The most important contributions of the guerrillas undoubtedly were made just before and during the campaigns to the retake the islands. Lt. Gen. Walter Krueger, commander of the U.S. Sixth Army, said that the guerrillas who fought with his command “proved to be an important source of information” (125). The guerrillas were involved in selecting targets for bombardment, rescuing downed pilots, and conducting invaluable security patrols (125–26). On Mindanao, one guerrilla regiment of 350 executed a flawless amphibious operation, assisted by the U.S. Army and Navy, and destroyed a Japanese garrison (143). Chinese Nationalist and Communist guerrillas fought with the American 25th Infantry Division and 1st Cavalry Division, respectively (129). The raid on Cabanatuan freed 513 prisoners of war and was executed flawlessly with precise and timely intelligence provided by the guerrillas, who added their own mass and combat power to the effort (135). Other groups assisted with the liberation of military and civilian prisoners at Santo Tomas in Manila and at Los Baños (135–36). One stalwart unit fighting with U.S. units, the Anderson Battalion, was responsible for killing about 3,000 Japanese troops and capturing another 1,000 (137). The evidence is clear that “the guerrillas made the Allied liberation of the islands easier” (16).
This valuable contribution is well written and sustained by very good sources. Readers will appreciate the simultaneous complexity of the material and the facility with which it is delivered. At only 157 pages, it might have benefited from a little more content to embed the struggle in the Philippines more firmly within the wider Pacific War. Academics and enthusiasts alike would find great value in this work, as would modern-day practitioners of war, especially those in the special warfare communities and high-level staff officers who might work with these groups in future conflicts.
Authors
Ivan A. Zasimczuk has been the military history instructor in the Signal History Office, Office Chief of Signal, at Fort Eisenhower (formerly Fort Gordon), Georgia, since June 2019. He graduated from the University of California at Davis (UCD) with a BA in history and political science and a minor in English.
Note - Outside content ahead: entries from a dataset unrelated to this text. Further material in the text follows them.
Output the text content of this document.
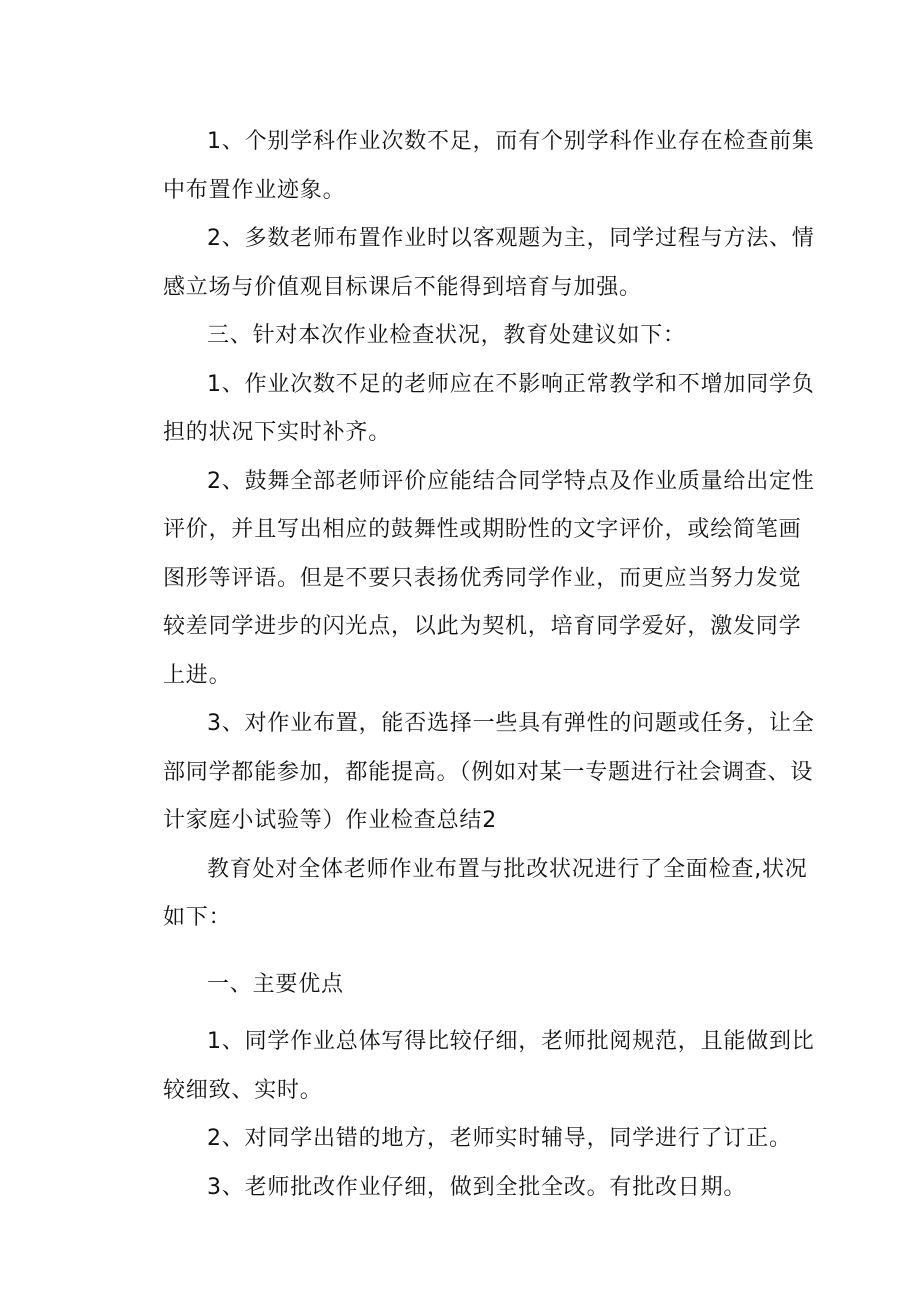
1、个别学科作业次数不足，而有个别学科作业存在检查前集中布置作业迹象。

2、多数老师布置作业时以客观题为主，同学过程与方法、情感立场与价值观目标课后不能得到培育与加强。

三、针对本次作业检查状况，教育处建议如下：

1、作业次数不足的老师应在不影响正常教学和不增加同学负担的状况下实时补齐。

2、鼓舞全部老师评价应能结合同学特点及作业质量给出定性评价，并且写出相应的鼓舞性或期盼性的文字评价，或绘简笔画图形等评语。但是不要只表扬优秀同学作业，而更应当努力发觉较差同学进步的闪光点，以此为契机，培育同学爱好，激发同学上进。

3、对作业布置，能否选择一些具有弹性的问题或任务，让全部同学都能参加，都能提高。（例如对某一专题进行社会调查、设计家庭小试验等）作业检查总结2

教育处对全体老师作业布置与批改状况进行了全面检查,状况如下：

一、主要优点

1、同学作业总体写得比较仔细，老师批阅规范，且能做到比较细致、实时。

2、对同学出错的地方，老师实时辅导，同学进行了订正。

3、老师批改作业仔细，做到全批全改。有批改日期。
He joined the Army through UCD’s reserve officer training corps and entered the active duty Army in 1997 as an adjutant general officer. He has served in Germany, Bosnia, Kosovo, Kuwait, Iraq, and Jordan. He attended Kansas State University, earning an MA in history with a follow-on teaching assignment at the United States Military Academy at West Point, where he taught military history and leadership. He ended his military career in 2017 after managing a marketing portfolio in the Army Marketing and Research Group. He then worked at the British Embassy in Washington, D.C., for one year before assuming his current role.